Deswegen wäre es unverantwortlich, sich nicht auf ein solches Szenario vorzubereiten. Reden Sie sich bitte nicht damit heraus, dass das Ländersache sei. Erstens, wird von dort im Ernstfall keine Hilfe kommen können und zweitens, ich zitiere aus dem „Mustereinsatzplan Stromausfall für Feuerwehren bei flächendeckendem langandauerndem Stromausfall“ des hessischen Innenministeriums: „Beim Eintritt eines Stromausfalls obliegt die Bewältigung der Folgen zunächst den Kommunen. Entsprechend der Lage (regional oder übergreifend) und der Entwicklung (kurz- oder landandauernd mit erheblichen Folgen) sind die Gefahrenabwehrmaßnahmen zu strukturieren.“ Statt städtische Gelder in einen ideologischen Klimbim wie erneuerbare Energien zu stecken, sollten Sie sich überlegen, wie Sie im Notfall die Bevölkerung Frankfurts mit den nötigsten Dingen wie Nahrungsmittel und Wasser versorgen können. Wie wollen Sie die Kommunikation mit der Bevölkerung sicherstellen? Es funktioniert dann ja nichts mehr. Selbst wenn Sie es organisieren können, die Bevölkerung mit Trinkwasser zu versorgen, wie wollen Sie den Bürgern mitteilen, wann und wo die Versorgung läuft? Das sind die wichtigen Fragen, um die Sie sich kümmern sollten.

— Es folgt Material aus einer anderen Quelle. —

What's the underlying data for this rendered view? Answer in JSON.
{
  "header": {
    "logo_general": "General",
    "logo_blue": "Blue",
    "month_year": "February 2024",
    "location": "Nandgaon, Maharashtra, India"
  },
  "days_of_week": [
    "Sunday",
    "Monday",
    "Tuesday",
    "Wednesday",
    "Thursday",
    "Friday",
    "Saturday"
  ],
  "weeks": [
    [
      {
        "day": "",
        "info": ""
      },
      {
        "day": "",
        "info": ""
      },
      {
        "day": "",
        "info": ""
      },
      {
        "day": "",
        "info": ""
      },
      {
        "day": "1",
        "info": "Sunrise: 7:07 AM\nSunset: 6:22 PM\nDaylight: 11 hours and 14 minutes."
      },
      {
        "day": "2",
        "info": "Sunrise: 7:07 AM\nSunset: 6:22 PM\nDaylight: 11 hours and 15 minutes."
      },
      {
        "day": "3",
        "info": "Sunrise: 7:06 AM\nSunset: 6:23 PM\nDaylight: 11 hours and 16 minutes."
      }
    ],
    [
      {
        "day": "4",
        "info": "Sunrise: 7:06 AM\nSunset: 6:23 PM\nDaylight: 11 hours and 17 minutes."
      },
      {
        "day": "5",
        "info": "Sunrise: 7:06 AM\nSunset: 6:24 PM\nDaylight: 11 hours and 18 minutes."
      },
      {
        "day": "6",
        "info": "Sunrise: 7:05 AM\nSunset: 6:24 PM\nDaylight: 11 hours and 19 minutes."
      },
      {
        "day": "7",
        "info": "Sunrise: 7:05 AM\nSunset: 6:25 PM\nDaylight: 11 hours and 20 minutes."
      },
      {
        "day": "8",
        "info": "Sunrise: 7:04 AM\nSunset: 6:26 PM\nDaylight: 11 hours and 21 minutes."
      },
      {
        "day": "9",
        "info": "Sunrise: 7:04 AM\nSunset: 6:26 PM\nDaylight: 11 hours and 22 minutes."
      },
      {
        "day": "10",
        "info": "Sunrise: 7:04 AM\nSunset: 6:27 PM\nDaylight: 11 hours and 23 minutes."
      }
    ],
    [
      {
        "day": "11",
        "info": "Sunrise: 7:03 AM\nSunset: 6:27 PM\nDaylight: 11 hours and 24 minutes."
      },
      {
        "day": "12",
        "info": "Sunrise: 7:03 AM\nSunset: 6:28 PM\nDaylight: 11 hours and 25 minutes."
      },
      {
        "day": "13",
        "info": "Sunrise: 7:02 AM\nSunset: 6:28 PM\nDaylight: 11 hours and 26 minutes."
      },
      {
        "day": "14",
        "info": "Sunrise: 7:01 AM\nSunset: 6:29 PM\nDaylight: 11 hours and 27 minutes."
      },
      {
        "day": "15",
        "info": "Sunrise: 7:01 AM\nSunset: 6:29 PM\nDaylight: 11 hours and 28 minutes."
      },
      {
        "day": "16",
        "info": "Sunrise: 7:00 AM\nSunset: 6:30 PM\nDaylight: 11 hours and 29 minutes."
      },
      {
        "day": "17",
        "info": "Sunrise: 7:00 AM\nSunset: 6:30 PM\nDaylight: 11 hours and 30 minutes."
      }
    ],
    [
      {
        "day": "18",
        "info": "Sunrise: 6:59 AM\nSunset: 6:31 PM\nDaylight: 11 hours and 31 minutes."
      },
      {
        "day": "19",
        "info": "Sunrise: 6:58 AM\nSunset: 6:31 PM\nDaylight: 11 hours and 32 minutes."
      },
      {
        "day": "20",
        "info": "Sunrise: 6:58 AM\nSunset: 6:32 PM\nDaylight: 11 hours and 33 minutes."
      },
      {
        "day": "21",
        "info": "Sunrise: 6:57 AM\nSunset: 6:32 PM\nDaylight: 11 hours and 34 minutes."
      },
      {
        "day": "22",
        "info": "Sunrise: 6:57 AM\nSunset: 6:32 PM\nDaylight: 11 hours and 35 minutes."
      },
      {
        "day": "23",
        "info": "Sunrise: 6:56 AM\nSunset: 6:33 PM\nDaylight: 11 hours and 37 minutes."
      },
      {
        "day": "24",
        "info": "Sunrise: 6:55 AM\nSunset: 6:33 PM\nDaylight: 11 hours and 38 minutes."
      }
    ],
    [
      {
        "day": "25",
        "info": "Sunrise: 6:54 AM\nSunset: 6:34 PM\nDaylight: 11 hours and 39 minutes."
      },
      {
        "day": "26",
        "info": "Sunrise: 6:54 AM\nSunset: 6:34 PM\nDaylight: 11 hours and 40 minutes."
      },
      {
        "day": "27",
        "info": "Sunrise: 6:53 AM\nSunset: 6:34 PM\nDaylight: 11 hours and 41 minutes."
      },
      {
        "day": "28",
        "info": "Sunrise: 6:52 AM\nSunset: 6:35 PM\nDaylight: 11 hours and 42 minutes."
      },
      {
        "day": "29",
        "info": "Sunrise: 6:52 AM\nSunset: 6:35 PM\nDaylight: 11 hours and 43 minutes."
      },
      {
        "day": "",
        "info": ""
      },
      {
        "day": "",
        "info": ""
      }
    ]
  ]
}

                              (Beifall)

Um noch einmal auf unsere Anfrage aus dem Jahr 2020 zurückzukommen: Die Antworten des Magistrats waren so unspezifisch, dass es einem angst und bange werden kann. Ich zitiere die Frage: „Sieht sich die Stadt Frankfurt ausreichend für einen flächendeckenden und länger andauernden Stromausfall (Blackout) gerüstet?“ Da kam die nichtssagende Antwort: „In den Ämtern und Betrieben der Stadtverwaltung sind vereinzelt Notstromaggregate vorhanden, sodass infrastrukturkritische Bereiche vorübergehend aufrechterhalten werden können.“ Was heißt denn vorübergehend? Zwei Stunden? Zwei Tage? Zwei Wochen? Lapidar heißt es weiter: „Zudem werden alle Leistungen, die erforderlich sind, um Gefahren für Personen, die öffentliche Sicherheit und Ordnung sowie erhebliche Schäden an Sachgütern abzuwenden, erbracht.“ Na vielen Dank! Ja wie denn, wenn nichts mehr funktioniert. Aber peinlich ist die Antwort auf die Frage „Wie lange können die Frankfurter Krankenhäuser autark arbeiten?“ Antwort: „Jedes Krankenhaus verfügt über ein Notstromaggregat und kann über einen gewissen Zeitraum autark arbeiten.“ Auch hier: Was heißt das denn? Zwei Stunden? Zwei Tage? Zwei Wochen? Vertrauenerweckend ist das nicht.

Meine Damen und Herren, was wir bei den ganzen Problemen brauchen, mit denen unser Land gerade konfrontiert ist, sind Politiker, die nicht im Pipi‑Langstrumpf‑Wolkenkuckucksheim leben, sondern endlich die Realitäten zur Kenntnis nehmen. Die Zeit der Schönwetterpolitik ist vorbei. Das haben hier nur einige immer noch nicht verstanden. Da beschäftigt man sich lieber mit Gänseblümchenthemen, die dem eigenen ideologischen Wohlempfinden dienen, aber nicht mit den tatsächlichen Herausforderungen. Ayn Rand hat es einmal treffend formuliert: „Man kann die Realität ignorieren, aber man kann nicht die Folgen der ignorierten Realität ignorieren.“ Der Vogel Strauß mag ein imposantes Tier sein, als Inspiration für Politiker sollte er jedoch nicht herhalten müssen.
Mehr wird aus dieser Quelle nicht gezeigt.